Authors: Gabriel Tamariz*, Pennsylvania State University
Topics: Cultural and Political Ecology
Keywords: agrobiodiversity, illegal drug crops, Mexico, violence, vulnerability
Session Type: Paper
Presentation File: No File Uploaded
The cultivation of three illegalized psychoactive species –cannabis, opium poppy and coca– and the subsequent militarization of the landscapes in which they are grown have become relevant drivers of political and socio-ecological change, including the death of hundreds of thousands and the displacement of millions of people. For millennia and to date, before and after their prohibition, these crops have been mainly grown by smallholder farmers whose livelihoods have depended on the biological diversity of local food and agricultural systems –known as agrobiodiversity. Accordingly, this paper analyses how the cultivation of illegal-drug crops and its related violence impact agrobiodiversity. The study is based on 76 structured/semi-structured interviews with imprisoned farmers, middlemen, and soldiers in one female prison and three male prisons in the state of Oaxaca, Mexico.
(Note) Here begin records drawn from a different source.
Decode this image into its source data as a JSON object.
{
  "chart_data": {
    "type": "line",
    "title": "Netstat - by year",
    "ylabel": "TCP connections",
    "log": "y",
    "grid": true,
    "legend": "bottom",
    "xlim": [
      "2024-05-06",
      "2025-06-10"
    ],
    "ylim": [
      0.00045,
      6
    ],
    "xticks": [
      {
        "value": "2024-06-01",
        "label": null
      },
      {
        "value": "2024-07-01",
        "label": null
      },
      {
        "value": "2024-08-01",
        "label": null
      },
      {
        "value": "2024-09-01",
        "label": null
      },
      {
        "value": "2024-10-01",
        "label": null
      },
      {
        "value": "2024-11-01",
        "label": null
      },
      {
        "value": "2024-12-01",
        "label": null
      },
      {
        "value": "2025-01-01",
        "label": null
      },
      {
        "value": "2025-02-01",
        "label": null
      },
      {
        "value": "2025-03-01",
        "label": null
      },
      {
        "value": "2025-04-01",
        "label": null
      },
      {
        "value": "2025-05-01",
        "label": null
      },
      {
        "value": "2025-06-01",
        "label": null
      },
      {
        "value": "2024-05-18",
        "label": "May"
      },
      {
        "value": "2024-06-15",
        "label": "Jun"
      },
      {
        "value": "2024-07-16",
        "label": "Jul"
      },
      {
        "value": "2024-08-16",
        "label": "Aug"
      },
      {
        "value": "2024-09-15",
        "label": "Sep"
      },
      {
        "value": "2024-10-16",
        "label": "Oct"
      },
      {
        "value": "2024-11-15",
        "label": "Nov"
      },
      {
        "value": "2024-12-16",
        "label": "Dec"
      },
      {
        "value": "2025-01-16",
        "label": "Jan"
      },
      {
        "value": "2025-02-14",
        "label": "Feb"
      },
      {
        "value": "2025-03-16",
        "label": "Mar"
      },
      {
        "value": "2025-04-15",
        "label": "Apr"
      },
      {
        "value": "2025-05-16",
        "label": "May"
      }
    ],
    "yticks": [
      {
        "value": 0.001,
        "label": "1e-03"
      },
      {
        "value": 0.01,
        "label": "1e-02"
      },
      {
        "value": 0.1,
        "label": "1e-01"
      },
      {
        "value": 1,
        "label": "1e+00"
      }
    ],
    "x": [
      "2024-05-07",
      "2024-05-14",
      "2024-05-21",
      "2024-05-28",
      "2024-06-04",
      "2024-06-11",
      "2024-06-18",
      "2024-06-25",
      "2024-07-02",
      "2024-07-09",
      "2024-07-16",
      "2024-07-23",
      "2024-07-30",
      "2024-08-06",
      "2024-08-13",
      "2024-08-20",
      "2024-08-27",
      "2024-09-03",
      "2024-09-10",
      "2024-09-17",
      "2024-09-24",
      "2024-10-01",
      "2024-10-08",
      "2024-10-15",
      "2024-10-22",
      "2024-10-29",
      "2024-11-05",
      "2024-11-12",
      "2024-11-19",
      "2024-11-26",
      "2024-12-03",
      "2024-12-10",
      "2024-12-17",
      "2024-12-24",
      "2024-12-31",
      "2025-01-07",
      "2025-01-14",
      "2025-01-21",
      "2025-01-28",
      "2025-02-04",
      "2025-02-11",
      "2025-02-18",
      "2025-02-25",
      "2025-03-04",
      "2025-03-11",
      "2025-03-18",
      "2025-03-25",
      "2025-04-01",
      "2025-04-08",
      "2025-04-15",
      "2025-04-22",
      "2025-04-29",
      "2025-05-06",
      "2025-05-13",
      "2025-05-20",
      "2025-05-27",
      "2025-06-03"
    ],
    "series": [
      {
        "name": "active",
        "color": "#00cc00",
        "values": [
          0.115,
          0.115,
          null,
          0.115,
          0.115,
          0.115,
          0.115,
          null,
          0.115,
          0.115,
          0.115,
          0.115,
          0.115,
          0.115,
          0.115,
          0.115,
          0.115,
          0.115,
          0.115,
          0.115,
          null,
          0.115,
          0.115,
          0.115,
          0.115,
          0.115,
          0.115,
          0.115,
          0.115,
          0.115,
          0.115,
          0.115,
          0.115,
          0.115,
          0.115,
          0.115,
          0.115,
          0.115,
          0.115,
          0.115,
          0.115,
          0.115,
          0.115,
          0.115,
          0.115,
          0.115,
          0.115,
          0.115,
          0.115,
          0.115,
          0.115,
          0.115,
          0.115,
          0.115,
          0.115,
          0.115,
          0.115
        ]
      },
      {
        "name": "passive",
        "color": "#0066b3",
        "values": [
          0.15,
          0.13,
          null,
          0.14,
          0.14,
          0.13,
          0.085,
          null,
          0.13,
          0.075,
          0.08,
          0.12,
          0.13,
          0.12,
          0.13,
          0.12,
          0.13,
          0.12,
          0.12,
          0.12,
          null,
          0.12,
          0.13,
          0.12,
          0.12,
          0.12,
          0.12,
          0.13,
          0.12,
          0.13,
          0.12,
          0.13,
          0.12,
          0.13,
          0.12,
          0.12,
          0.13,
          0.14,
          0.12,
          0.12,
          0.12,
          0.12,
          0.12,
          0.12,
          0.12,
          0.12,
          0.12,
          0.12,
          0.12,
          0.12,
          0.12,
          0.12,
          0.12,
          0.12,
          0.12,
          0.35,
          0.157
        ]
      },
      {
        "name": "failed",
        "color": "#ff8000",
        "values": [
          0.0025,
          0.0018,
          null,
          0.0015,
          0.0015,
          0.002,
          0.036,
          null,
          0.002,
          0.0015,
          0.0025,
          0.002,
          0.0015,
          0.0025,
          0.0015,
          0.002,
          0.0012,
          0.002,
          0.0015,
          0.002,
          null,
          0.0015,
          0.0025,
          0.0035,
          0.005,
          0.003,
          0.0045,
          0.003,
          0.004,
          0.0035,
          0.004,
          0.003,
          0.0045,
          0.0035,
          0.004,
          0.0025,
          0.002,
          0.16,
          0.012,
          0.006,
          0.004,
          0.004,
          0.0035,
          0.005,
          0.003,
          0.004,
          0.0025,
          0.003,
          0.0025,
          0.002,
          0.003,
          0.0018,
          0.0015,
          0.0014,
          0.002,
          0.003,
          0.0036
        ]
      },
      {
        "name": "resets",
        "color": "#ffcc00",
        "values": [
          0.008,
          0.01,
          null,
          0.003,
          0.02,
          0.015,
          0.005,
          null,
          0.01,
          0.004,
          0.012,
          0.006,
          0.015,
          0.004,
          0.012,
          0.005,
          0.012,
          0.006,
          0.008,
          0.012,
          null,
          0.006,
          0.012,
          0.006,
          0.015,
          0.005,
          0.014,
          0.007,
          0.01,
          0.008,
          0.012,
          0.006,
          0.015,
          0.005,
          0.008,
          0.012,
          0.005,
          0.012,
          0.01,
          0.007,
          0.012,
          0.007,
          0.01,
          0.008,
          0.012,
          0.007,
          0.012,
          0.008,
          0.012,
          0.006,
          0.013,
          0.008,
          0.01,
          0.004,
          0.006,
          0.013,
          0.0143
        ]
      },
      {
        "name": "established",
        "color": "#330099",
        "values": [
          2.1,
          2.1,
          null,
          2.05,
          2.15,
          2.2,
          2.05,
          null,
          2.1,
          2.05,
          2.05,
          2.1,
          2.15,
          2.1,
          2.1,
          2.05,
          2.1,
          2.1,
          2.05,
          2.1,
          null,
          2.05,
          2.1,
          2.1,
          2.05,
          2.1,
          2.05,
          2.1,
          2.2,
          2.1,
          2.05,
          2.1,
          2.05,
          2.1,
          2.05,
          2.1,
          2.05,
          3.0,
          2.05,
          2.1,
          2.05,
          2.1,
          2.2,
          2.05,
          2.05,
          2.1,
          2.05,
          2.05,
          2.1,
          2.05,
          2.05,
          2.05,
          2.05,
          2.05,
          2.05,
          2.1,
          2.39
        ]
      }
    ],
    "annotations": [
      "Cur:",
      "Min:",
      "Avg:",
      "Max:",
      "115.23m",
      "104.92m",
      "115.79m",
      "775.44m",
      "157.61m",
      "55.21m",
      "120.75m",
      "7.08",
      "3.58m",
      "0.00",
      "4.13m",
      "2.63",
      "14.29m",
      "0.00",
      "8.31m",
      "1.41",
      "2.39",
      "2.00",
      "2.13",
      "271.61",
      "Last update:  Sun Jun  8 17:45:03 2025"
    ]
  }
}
Oaxaca is a global agrobiodiversity hotspot and a region where cannabis and opium poppy have been cultivated since the 1970s in approximately 75% of municipalities. The geographic heterogeneity in this case study allows the analysis of different predominant processes across multiple and contrasting sites. I argue that illegal-drug crops and native-food crops are positively associated until a threshold of violence is crossed, although with a remarkable exception. Drawing from socio-ecological vulnerability theory, I analyze the spatial and decision-making processes that favor and oppose crossing the threshold of violence.